Sumbawanews.com,- Wakil Menteri Dalam Negeri Akhmad Wiyagus menegaskan, Pancasila bukan sekadar simbol negara, melainkan jangkar moral yang menopang persatuan bangsa sekaligus menjadi fondasi perdamaian global. Dalam upacara peringatan Hari Lahir Pancasila 2026 di Kantor Kemendagri, Jakarta, Wiyagus membacakan pidato tertulis Kepala BPIP Yudian Wahyudi yang menekankan bahwa nilai-nilai luhur Pancasila telah terbukti mampu menyatukan keberagaman yang begitu kompleks—lebih dari 17.000 pulau, ratusan etnis, dan ribuan bahasa—dalam satu ikatan kebangsaan yang tak tergoyahkan.
“Pancasila adalah bintang penuntun yang tak pernah padam,” ujar Wiyagus. “Ia bukan hanya jawaban atas tantangan internal, tapi juga respons terhadap ketidakstabilan global—mulai dari disrupsi teknologi hingga konflik geopolitik yang kian membelah dunia.”

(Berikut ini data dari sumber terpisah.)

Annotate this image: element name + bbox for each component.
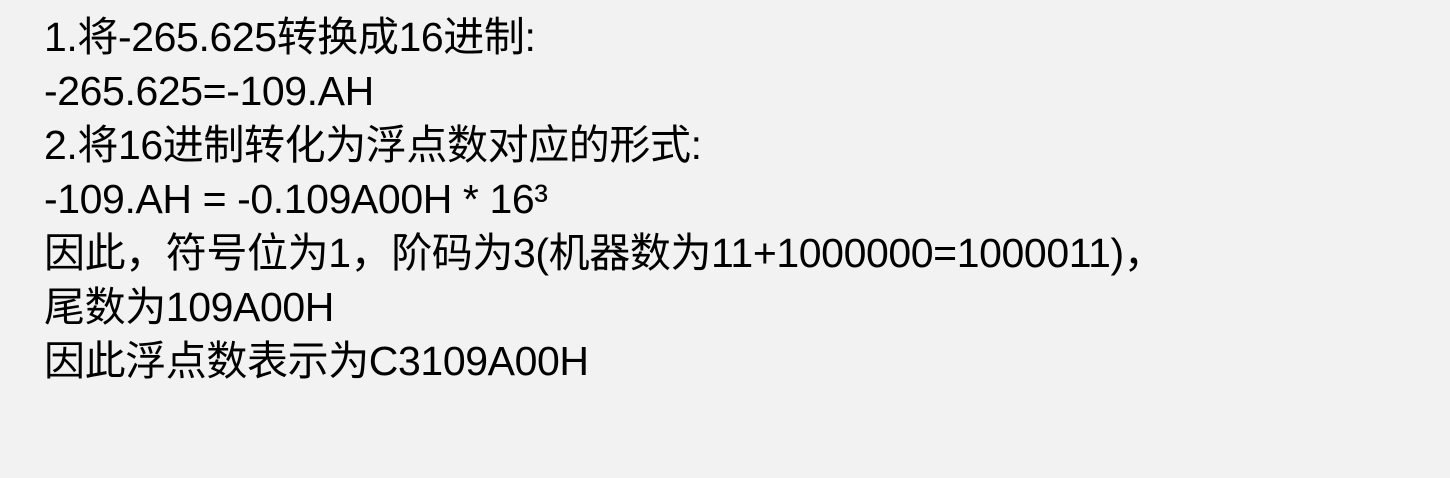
- normalized-float-form: -109.AH = -0.109A00H * 16³: [44, 176, 548, 222]
- hex-conversion-result: -265.625=-109.AH: [44, 68, 374, 114]
- sign-exponent-explanation: 因此，符号位为1，阶码为3(机器数为11+1000000=1000011)，: [44, 230, 1165, 276]
- step-2-heading: 2.将16进制转化为浮点数对应的形式:: [44, 122, 702, 168]
- mantissa-line: 尾数为109A00H: [44, 284, 334, 330]
- step-1-heading: 1.将-265.625转换成16进制:: [44, 14, 536, 60]
- solution-text-panel: 1.将-265.625转换成16进制: -265.625=-109.AH 2.将…: [0, 0, 1450, 478]
- final-float-representation: 因此浮点数表示为C3109A00H: [44, 338, 589, 384]
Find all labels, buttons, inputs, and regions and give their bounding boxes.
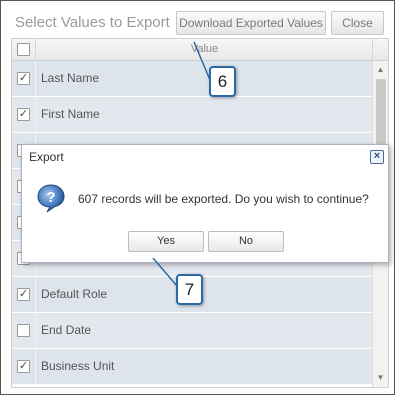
row-checkbox[interactable]: ✓	[17, 72, 30, 85]
row-checkbox[interactable]	[17, 324, 30, 337]
close-icon[interactable]: ×	[370, 150, 384, 164]
callout-6: 6	[209, 66, 236, 97]
dialog-title-bar[interactable]: Export ×	[22, 145, 388, 169]
row-label: First Name	[41, 107, 100, 121]
row-check-cell: ✓	[12, 277, 36, 313]
select-all-checkbox[interactable]	[17, 43, 30, 56]
row-label: Last Name	[41, 71, 100, 85]
header-scroll-spacer	[372, 39, 388, 61]
question-icon: ?	[37, 184, 65, 213]
row-label: Default Role	[41, 287, 108, 301]
svg-text:?: ?	[46, 189, 55, 206]
grid-header: Value	[12, 39, 388, 61]
row-check-cell	[12, 313, 36, 349]
close-button[interactable]: Close	[331, 11, 384, 35]
yes-button[interactable]: Yes	[128, 231, 204, 252]
table-row[interactable]: ✓ Last Name	[12, 61, 372, 97]
export-dialog: Export × ? 607 records will be exported.…	[21, 144, 389, 263]
no-button[interactable]: No	[208, 231, 284, 252]
dialog-title: Export	[29, 150, 64, 164]
callout-7: 7	[176, 274, 203, 305]
row-check-cell: ✓	[12, 349, 36, 385]
scroll-up-arrow-icon[interactable]: ▲	[373, 63, 388, 77]
row-check-cell: ✓	[12, 61, 36, 97]
panel-title: Select Values to Export	[15, 14, 170, 31]
dialog-message: 607 records will be exported. Do you wis…	[78, 192, 369, 206]
download-exported-values-button[interactable]: Download Exported Values	[176, 11, 326, 35]
row-label: Business Unit	[41, 359, 115, 373]
row-checkbox[interactable]: ✓	[17, 360, 30, 373]
row-checkbox[interactable]: ✓	[17, 108, 30, 121]
table-row[interactable]: ✓ Business Unit	[12, 349, 372, 385]
export-panel: Select Values to Export Download Exporte…	[0, 0, 395, 395]
row-check-cell: ✓	[12, 97, 36, 133]
column-header-value[interactable]: Value	[37, 39, 372, 61]
scroll-down-arrow-icon[interactable]: ▼	[373, 371, 388, 385]
header-check-cell	[12, 39, 36, 61]
table-row[interactable]: ✓ First Name	[12, 97, 372, 133]
row-checkbox[interactable]: ✓	[17, 288, 30, 301]
table-row[interactable]: End Date	[12, 313, 372, 349]
row-label: End Date	[41, 323, 92, 337]
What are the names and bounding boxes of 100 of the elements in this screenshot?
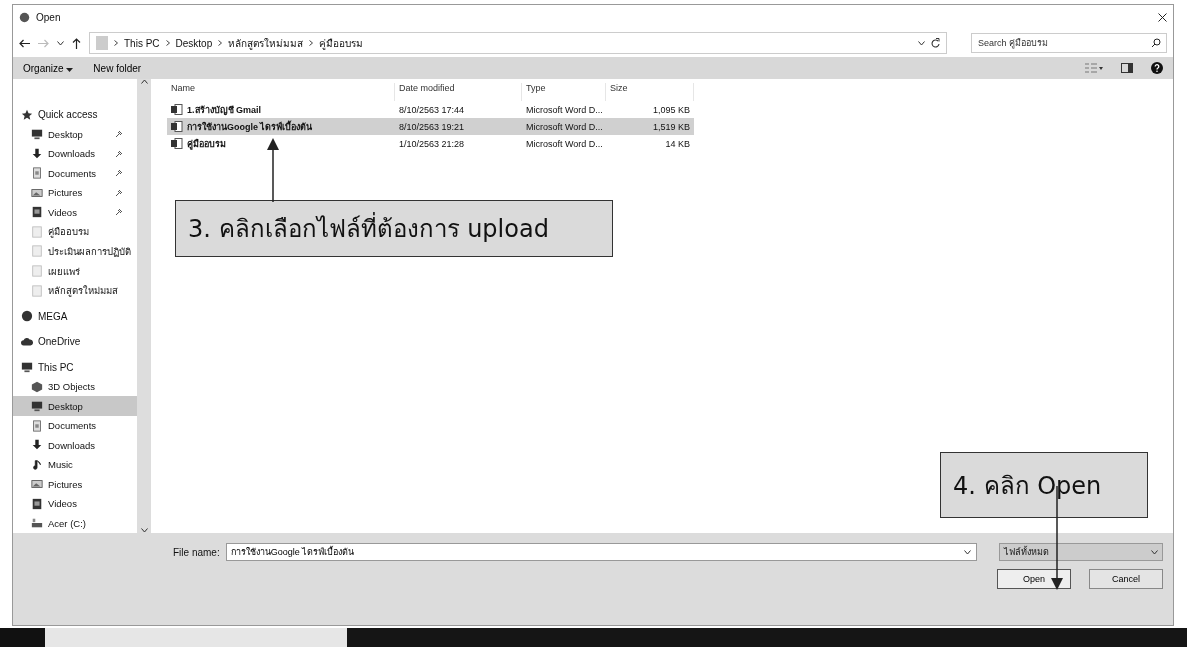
file-name: 1.สร้างบัญชี Gmail <box>187 103 261 117</box>
drive-icon <box>31 517 43 530</box>
sidebar-item[interactable]: หลักสูตรใหม่มมส <box>13 280 137 301</box>
sidebar-item[interactable]: Pictures <box>13 474 137 495</box>
file-name: คู่มืออบรม <box>187 137 226 151</box>
open-button[interactable]: Open <box>997 569 1071 589</box>
folder-icon <box>31 284 43 297</box>
help-icon[interactable] <box>1151 62 1163 74</box>
sidebar-item[interactable]: ประเมินผลการปฏิบัติ <box>13 241 137 262</box>
up-arrow-icon[interactable] <box>72 37 81 49</box>
cube-icon <box>31 380 43 393</box>
caret-icon <box>66 67 74 72</box>
column-header[interactable]: Size <box>606 83 694 101</box>
table-cell-text: 8/10/2563 19:21 <box>398 121 466 132</box>
folder-icon <box>96 36 108 50</box>
breadcrumb[interactable]: คู่มืออบรม <box>319 35 364 51</box>
word-document-icon <box>171 121 183 132</box>
file-name-field[interactable]: การใช้งานGoogle ไดรฟ์เบื้องต้น <box>225 543 977 561</box>
word-document-icon <box>171 138 183 149</box>
sidebar-item[interactable]: Music <box>13 455 137 475</box>
back-arrow-icon[interactable] <box>19 38 30 48</box>
refresh-icon[interactable] <box>931 38 940 48</box>
folder-icon <box>31 225 43 238</box>
arrow <box>267 138 279 202</box>
scrollbar[interactable] <box>137 79 151 533</box>
file-row[interactable]: คู่มืออบรม 1/10/2563 21:28 Microsoft Word D... 14 KB <box>167 135 694 152</box>
table-cell-text: 8/10/2563 17:44 <box>398 104 466 115</box>
sidebar-item[interactable]: คู่มืออบรม <box>13 222 137 242</box>
monitor-icon <box>31 400 43 413</box>
word-document-icon <box>171 104 183 115</box>
column-header[interactable]: Name <box>167 83 395 101</box>
breadcrumb[interactable]: หลักสูตรใหม่มมส <box>228 35 304 51</box>
down-arrow-icon <box>31 439 43 452</box>
sidebar-item[interactable]: Downloads <box>13 435 137 456</box>
search-field[interactable]: Search คู่มืออบรม <box>971 33 1167 53</box>
monitor-icon <box>31 128 43 141</box>
picture-icon <box>31 186 43 199</box>
preview-pane-icon[interactable] <box>1121 63 1133 73</box>
file-row[interactable]: การใช้งานGoogle ไดรฟ์เบื้องต้น 8/10/2563 19:21 Microsoft Word D... 1,519 KB <box>167 118 694 135</box>
music-note-icon <box>31 458 43 471</box>
circle-logo-icon <box>21 310 33 323</box>
table-cell-text: 1,519 KB <box>651 121 691 132</box>
star-icon <box>21 108 33 121</box>
sidebar-item[interactable]: Pictures <box>13 183 137 203</box>
table-cell-text: 14 KB <box>664 138 691 149</box>
cancel-button[interactable]: Cancel <box>1089 569 1163 589</box>
window-title: Open <box>36 11 62 23</box>
table-cell-text: Microsoft Word D... <box>525 121 604 132</box>
sidebar-item[interactable]: Downloads <box>13 144 137 164</box>
scroll-down-icon[interactable] <box>140 528 148 533</box>
callout-box: 3. คลิกเลือกไฟล์ที่ต้องการ upload <box>175 200 613 257</box>
sidebar-item[interactable]: เผยแพร่ <box>13 261 137 281</box>
search-icon <box>1151 38 1161 48</box>
breadcrumb[interactable]: Desktop <box>175 37 213 49</box>
sidebar-item[interactable]: Videos <box>13 494 137 514</box>
sidebar-item[interactable]: Acer (C:) <box>13 513 137 534</box>
cloud-icon <box>21 335 33 348</box>
column-header[interactable]: Date modified <box>395 83 522 101</box>
chevron-icon <box>309 40 314 46</box>
scroll-up-icon[interactable] <box>140 79 148 84</box>
breadcrumb[interactable]: This PC <box>124 37 160 49</box>
dropdown-icon <box>1151 549 1158 555</box>
picture-icon <box>31 478 43 491</box>
file-name-label: File name: <box>173 546 220 558</box>
callout-box: 4. คลิก Open <box>940 452 1148 518</box>
sidebar-item[interactable]: OneDrive <box>13 331 137 352</box>
folder-icon <box>31 265 43 277</box>
view-options-icon[interactable] <box>1085 63 1103 73</box>
document-icon <box>31 419 43 432</box>
dropdown-icon[interactable] <box>918 40 925 46</box>
chevron-icon <box>165 40 170 46</box>
sidebar-item[interactable]: Desktop <box>13 124 137 145</box>
table-cell-text: Microsoft Word D... <box>525 104 604 115</box>
dropdown-icon[interactable] <box>964 550 971 555</box>
sidebar-item[interactable]: Documents <box>13 163 137 184</box>
sidebar-item[interactable]: Quick access <box>13 105 137 125</box>
document-icon <box>31 167 43 180</box>
file-type-dropdown[interactable]: ไฟล์ทั้งหมด <box>999 543 1163 561</box>
sidebar-item[interactable]: Videos <box>13 202 137 223</box>
sidebar-item[interactable]: Desktop <box>13 396 137 416</box>
down-arrow-icon <box>31 147 43 160</box>
film-icon <box>31 497 43 510</box>
sidebar-item[interactable]: 3D Objects <box>13 376 137 397</box>
close-icon[interactable] <box>1158 12 1167 22</box>
address-bar[interactable]: This PC Desktop หลักสูตรใหม่มมส คู่มืออบรม <box>89 32 947 54</box>
table-cell-text: Microsoft Word D... <box>525 138 604 149</box>
sidebar-item[interactable]: Documents <box>13 415 137 436</box>
table-cell-text: 1,095 KB <box>651 104 691 115</box>
file-row[interactable]: 1.สร้างบัญชี Gmail 8/10/2563 17:44 Microsoft Word D... 1,095 KB <box>167 101 694 118</box>
monitor-icon <box>21 361 33 374</box>
table-cell-text: 1/10/2563 21:28 <box>398 138 466 149</box>
dropdown-icon[interactable] <box>57 40 64 46</box>
file-name: การใช้งานGoogle ไดรฟ์เบื้องต้น <box>187 119 313 134</box>
new-folder-button[interactable]: New folder <box>93 62 142 74</box>
sidebar-item[interactable]: MEGA <box>13 306 137 326</box>
app-icon <box>19 11 30 23</box>
organize-menu[interactable]: Organize <box>23 62 74 74</box>
chevron-icon <box>114 40 118 46</box>
sidebar-item[interactable]: This PC <box>13 357 137 377</box>
column-header[interactable]: Type <box>522 83 606 101</box>
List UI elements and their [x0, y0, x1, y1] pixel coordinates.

Ia menekankan bahwa Indonesia bukan hanya penonton dalam kancah internasional, melainkan aktor aktif yang memperjuangkan ketertiban dunia berdasarkan kemerdekaan, perdamaian abadi, dan keadilan sosial, sebagaimana diamanatkan Pembukaan UUD 1945. Kontribusi nyata Indonesia terlihat dari partisipasi pasukan perdamaian PBB, peran mediasi dalam konflik regional, dan konsistensi menyuarakan keadilan bagi bangsa-bangsa yang tertindas—semua itu, menurutnya, adalah pengejawantahan sila kedua: kemanusiaan yang adil dan beradab.
Wiyagus juga mengingatkan bahwa kemajuan teknologi tanpa landasan moral justru berpotensi merusak tatanan sosial. Oleh karena itu, ia mengajak seluruh elemen bangsa, terutama generasi muda, untuk menjadikan Pancasila sebagai ideologi yang hidup, bukan sekadar hiasan dinding atau teks sejarah yang terlupakan. “Setiap kebijakan publik harus lahir dari keadilan sosial, menjamin hak-hak yang paling rentan, dan menghapus rasa ditinggalkan di kalangan rakyat,” tegasnya.
Ia menyerukan perlawanan tegas terhadap intoleransi dan radikalisme yang menggerogoti harmoni kebangsaan. “Selama darah Indonesia masih mengalir, Pancasila akan tetap hidup dalam setiap denyut nadi anak bangsa,” ucapnya di akhir pidato. “Selamat Hari Lahir Pancasila. Jayalah Indonesia.”